Her value more than rubies or pearls...
From an early age my self esteem was crushed. I was bullied for my looks and ridiculed for the person I am. So what do you do when the world rejects you, tells you that your worth is dictated by looks and people approving of who you are?
You change. I changed my wardrobe; no matter how many arguments it took with my parents to get what I wanted. I changed my hair, I got braces, I would often leave beauty stores with a bag full of products that promised to make me beautiful. I compromised my whole being, I compromised my relationship with friends, family and most importantly, God. All because I was consumed with feeding a lie that told me true acceptance comes from my outward appearance and pleasing other people.
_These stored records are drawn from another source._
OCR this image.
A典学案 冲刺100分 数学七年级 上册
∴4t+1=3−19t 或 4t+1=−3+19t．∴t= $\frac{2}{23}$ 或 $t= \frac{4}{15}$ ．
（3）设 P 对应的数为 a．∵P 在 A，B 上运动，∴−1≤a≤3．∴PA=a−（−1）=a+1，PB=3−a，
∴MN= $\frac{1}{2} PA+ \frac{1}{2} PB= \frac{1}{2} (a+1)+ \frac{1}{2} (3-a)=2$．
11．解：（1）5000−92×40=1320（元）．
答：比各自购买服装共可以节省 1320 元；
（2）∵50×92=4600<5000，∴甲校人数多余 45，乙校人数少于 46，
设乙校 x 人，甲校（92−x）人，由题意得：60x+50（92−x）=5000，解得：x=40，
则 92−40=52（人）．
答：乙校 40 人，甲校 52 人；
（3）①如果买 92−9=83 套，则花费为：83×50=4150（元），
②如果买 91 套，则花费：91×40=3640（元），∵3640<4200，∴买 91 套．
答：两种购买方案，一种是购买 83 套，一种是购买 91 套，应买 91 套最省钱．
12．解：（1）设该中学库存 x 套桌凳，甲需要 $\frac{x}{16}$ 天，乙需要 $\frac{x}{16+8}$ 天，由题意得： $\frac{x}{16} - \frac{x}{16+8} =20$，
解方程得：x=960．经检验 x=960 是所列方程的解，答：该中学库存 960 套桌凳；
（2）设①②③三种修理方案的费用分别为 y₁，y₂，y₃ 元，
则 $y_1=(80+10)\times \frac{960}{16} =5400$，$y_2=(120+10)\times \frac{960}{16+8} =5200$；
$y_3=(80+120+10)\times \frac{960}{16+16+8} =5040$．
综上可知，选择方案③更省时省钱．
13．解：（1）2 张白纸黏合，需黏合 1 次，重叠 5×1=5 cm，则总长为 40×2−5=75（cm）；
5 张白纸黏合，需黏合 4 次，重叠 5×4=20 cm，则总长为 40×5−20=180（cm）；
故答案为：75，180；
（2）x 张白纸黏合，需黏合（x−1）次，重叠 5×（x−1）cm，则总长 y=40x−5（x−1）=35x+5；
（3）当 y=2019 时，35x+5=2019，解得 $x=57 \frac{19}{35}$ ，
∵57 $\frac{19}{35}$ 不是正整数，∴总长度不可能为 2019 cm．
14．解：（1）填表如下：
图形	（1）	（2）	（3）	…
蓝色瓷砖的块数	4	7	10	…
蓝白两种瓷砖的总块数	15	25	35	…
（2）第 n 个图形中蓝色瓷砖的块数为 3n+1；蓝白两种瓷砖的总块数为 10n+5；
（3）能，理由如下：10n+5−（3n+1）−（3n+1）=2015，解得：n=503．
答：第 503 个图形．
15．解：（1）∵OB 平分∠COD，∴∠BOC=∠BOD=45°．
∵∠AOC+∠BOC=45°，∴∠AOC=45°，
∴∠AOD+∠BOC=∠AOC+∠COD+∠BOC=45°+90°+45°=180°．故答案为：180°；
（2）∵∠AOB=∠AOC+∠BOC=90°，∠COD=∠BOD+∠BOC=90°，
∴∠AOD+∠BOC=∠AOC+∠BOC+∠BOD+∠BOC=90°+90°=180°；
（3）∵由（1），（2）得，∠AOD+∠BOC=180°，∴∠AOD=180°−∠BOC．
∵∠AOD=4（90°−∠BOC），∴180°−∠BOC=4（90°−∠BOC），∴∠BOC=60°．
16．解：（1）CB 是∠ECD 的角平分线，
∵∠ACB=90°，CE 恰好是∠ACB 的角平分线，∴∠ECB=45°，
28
As I got older, the braces came off, my hair grew, I developed curves in the right places. Suddenly people started to approve of the way I looked. I became addicted to checking my reflection, constantly wanting validation of the fact that I indeed did have worth. But of course the vulnerable girl inside of me still thought she was ugly and therefore inferior; repulsive. People would compliment me, tell me I looked good but it just left me wanting more; continuously thirsting after something that could not truly quench my thirst. My dresses became shorter, clothes tighter, make up more alluring and I began to
live for male attention. It started with flirtatious glances and led to presenting myself as some sort of object in clubs, practically laying myself at mens' feet.
Throughout all of this I was sad and selfish. I worshiped control and perfection and believed this was the way to obtain them. I was scared of what I had become, from the child who knew God in relationship to the teenager who rejected him for the approval of man. Throughout all of it I wanted God to save me from it all.
I cried out to God for help, for Him once again to be the centre of my life. How my soul missed worshiping Him and knowing his TRUE joy. My eyes have been opened to the lies that we are fed by people, the media, satan. I lived my life drinking out of sewers when I had true living water. I am learning how much God loves and values me; how He called me by name and sent His son to die for me. Praise be to God for He is good! He helps all who cry out to him from the depths of despair. Nothing can replace God but we are often deceived into thinking it can. When you hurt, don't turn from God - RUN TO HIM.
Stop trusting in mere humans,
who have but a breath in their nostrils.